L’émission a frisé la catastrophe. Une minute par candidat ou doublure de candidat pour s’exprimer sur 4 thèmes : la dette, l’emploi, l’immigration et le nucléaire. Si la presse écrite tend à rejoindre les formats de la BD, une image une légende, la télévision devrait prendre garde à ne pas déraper dans le spot publicitaire. Traiter la dette en une minute ! Et pourquoi pas en dix secondes tant qu’on y est ? Avec interdiction de débattre évidemment. Notez, depuis que Twitter nous apprend à nous exprimer en 140 signes, c’est fou le nombre de choses inutiles que nous faisons dans une précipitation extrême pour nous convaincre que décidément, il faut aller encore plus vite car le temps ne cesse de se rétrécir.

Bref, l’émission aurait pu tourner à la guignolerie. Un mélange de Question pour un champion revu et corrigé par Les Inconnus et de la Nouvelle Star. Ce d’autant plus qu’on nous annonçait avec enthousiasme une participation gadget des téléspectateurs via Facebook. Une première en Europe, songez donc ! Finalement, Yves Calvi s’en est bien sorti, confirmant que la curiosité tranquille et la fermeté non dénuée d’humour pouvaient faire des miracles sur le terrain journalistique. De fait, ce quizz improbable a permis de mettre en lumière la position de chaque formation politique sur le grand échiquier des présidentielles. A défaut d’avoir le loisir de s’expliquer convenablement, chacun a eu celui de se distinguer des autres. En une minute, impossible de s’adonner aux fioritures habituelles. C’est oui ou c’est non, sans dérapage possible dans la rhétorique du camelot. Un petit coup de rasoir d’Ockham et nous voici soudain plus au clair. Dans un pays aussi bavard que le nôtre, ce n’est finalement pas idiot d’imposer la synthèse.

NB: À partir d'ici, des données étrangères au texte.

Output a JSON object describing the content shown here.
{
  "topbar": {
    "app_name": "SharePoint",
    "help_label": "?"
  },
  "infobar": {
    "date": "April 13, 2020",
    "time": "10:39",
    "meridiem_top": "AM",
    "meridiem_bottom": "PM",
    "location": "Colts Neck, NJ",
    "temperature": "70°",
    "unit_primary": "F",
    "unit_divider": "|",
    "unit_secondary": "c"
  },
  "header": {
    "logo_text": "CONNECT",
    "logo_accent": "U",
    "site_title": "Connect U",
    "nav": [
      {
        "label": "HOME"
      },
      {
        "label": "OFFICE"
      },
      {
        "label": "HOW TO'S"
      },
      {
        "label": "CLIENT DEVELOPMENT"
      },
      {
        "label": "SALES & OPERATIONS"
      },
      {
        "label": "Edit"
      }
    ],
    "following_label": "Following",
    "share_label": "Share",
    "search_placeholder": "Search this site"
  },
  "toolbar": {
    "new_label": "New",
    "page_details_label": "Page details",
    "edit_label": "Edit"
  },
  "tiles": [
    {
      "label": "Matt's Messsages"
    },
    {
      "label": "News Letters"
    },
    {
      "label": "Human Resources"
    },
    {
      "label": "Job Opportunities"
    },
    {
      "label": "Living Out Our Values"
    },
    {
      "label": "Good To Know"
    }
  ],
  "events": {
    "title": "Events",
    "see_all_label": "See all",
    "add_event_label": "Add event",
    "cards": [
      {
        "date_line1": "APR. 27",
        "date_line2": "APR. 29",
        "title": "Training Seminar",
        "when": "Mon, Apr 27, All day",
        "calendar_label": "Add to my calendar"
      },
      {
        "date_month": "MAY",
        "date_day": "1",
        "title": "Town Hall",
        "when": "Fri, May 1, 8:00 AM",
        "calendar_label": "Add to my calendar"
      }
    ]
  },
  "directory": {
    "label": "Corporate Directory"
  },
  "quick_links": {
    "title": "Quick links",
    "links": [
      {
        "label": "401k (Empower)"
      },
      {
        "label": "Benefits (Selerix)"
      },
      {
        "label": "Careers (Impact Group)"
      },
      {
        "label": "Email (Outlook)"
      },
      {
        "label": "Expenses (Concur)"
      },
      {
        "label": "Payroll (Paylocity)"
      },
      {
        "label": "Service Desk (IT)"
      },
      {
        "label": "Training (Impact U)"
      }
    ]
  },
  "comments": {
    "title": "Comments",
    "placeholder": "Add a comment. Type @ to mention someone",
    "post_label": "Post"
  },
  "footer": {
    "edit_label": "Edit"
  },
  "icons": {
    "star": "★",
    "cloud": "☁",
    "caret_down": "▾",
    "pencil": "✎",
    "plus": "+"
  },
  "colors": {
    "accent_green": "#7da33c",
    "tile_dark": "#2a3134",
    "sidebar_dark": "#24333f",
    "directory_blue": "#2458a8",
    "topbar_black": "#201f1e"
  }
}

Ainsi rasés de frais, les candidats sont apparus pour ce qu’ils étaient. Deux d’entre eux sont réputés avoir toutes leurs chances parce qu’ils sont conservateurs, même si le clan Hollande avance l’idée de changement à l’instar de ces coiffeurs qui vous balancent, sans rire, les ciseaux en suspension et l’air inspiré : on coupe, mais on garde toute la longueur ! A l’inverse, cinq n’ont aucune chance car ils prônent un changement de paradigme qui inquiète les médias, voire parce qu’ils n’y croient pas eux-mêmes, comme Philippe Poutou qui n’a qu’une hâte, rentrer à l’usine poursuivre le combat syndical avec ses potes (comme on le comprend). Deux suscitent un mépris inquiet, Cheminade et Le Pen. Quant au dernier, Bayrou, on continue de se demander si l’endroit où il se situe existe vraiment.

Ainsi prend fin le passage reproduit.